The European Commission has proposed to defer by one year the implementation of its controversial EU Deforestation Regulation (EUDR), which was strongly opposed by many countries including India, the US, Brazil and Indonesia.

It has assured that following its methodology of categorisation of suppliers, most exporting countries of identified agro-based products would be marked as low-risk, and will be subject to less scrutiny, and support would also be provided to smallholders, per an official statement issued on Wednesday.

“Given feedback received from international partners about their state of preparations, the Commission also proposes to give concerned parties additional time to prepare. If approved by the European Parliament and the Council, it would make the law applicable on December 30, 2025 for large companies and June 30, 2026 for micro- and small enterprises,” the EC said in its statement.

India, however, will continue to discuss with the EU the difficulty that the small farmers and landholders would face in meeting the costly and burdensome EUDR procedures of maintaining land records and establishing traceability without financial and technical assistance, a source tracking the matter told businessline.

The EUDR, which requires exporters of palm oil, cattle, soy, cocoa, coffee, rubber, and timber and a range of derived items to the bloc to prove that the items did not originate from recently deforested land (post December 31, 2020), forest degradation, or breaches local environmental and social laws, could hurt Indian exports of an estimated $1.3 billion annually once implemented, according to industry estimates.

Last week, the EU had said at the WTO that it wanted to roll out the EUDR by the year-end as planned but this was opposed by a number of members including India, the US, Indonesia, and Brazil. Many other countries such as New Zealand, Australia, Brazil, Indonesia, Paraguay, Ecuador, Guatemala and Thailand, had earlier criticised the regulation and sought more time.

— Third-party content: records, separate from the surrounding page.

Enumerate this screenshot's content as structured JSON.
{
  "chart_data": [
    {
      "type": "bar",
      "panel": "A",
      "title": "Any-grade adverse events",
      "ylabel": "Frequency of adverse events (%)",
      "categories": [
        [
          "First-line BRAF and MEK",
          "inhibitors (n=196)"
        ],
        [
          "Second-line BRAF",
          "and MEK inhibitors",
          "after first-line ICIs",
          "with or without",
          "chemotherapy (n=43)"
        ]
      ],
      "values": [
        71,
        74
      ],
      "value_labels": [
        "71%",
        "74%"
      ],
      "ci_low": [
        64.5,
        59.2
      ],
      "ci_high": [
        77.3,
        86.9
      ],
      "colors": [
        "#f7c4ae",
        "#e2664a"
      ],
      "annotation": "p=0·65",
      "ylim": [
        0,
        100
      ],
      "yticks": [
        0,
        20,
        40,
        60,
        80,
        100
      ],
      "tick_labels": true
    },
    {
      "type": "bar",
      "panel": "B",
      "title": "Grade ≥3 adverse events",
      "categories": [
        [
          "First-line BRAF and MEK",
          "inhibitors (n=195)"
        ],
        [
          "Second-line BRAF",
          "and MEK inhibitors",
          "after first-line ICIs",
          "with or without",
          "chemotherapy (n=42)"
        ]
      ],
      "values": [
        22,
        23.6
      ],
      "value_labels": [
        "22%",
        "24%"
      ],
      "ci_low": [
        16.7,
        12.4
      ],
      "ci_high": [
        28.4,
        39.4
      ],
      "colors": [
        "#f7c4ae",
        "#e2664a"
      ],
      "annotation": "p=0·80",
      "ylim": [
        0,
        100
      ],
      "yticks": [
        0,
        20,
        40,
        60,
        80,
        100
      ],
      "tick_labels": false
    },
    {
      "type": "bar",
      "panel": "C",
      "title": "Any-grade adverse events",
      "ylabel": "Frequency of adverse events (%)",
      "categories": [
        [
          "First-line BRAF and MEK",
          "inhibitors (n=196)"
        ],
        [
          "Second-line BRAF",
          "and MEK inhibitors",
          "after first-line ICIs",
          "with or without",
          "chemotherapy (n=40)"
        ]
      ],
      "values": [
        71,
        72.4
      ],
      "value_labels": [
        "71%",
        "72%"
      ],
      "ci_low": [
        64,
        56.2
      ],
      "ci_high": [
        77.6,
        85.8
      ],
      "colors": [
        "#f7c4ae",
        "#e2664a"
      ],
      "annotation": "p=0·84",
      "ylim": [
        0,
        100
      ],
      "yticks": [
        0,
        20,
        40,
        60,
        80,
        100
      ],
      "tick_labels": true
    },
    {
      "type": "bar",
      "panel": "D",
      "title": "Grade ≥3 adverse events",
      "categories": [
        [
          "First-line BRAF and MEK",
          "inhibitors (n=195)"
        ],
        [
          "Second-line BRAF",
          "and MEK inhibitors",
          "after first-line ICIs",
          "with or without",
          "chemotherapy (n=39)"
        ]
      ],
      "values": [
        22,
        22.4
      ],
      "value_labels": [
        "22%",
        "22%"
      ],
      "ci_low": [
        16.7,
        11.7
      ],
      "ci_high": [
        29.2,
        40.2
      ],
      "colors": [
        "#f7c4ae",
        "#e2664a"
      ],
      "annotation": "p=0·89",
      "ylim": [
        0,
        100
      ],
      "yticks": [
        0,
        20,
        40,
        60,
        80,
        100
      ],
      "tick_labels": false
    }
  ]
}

“The EUDR compliance rules are complicated. EU should use this extra time to simplify the regulations instead of turning them into a way to protect local companies or generate revenue,” according to Ajay Srivastava, Founder, Global Trade and Research Initiative (GTRI).

Products such as coffee ($435.4 million), leather hides and skins ($83.5 million), oil cake ($174.5 million), paper and paperboard ($250.2 million), and wood furniture ($334.6 million) are directly impacted by the regulation, according to GTRI’s estimates.

India had raised concerns on how low income farmers would be protected against the high compliance cost of the regulation and the proposed benchmarking of countries by the EU into high risk, standard and low risk countries.

The EC assured that following the methodology it has come up with, a large majority of countries worldwide will be classified as ‘low risk’. “This will give the opportunity to focus collective efforts where deforestation challenges are more acute,” it said.

It further stated that it had identified five priority areas of action such as support to smallholders, eight key principles such as a human rights-centred approach, and several implementation tools including dialogue and financing.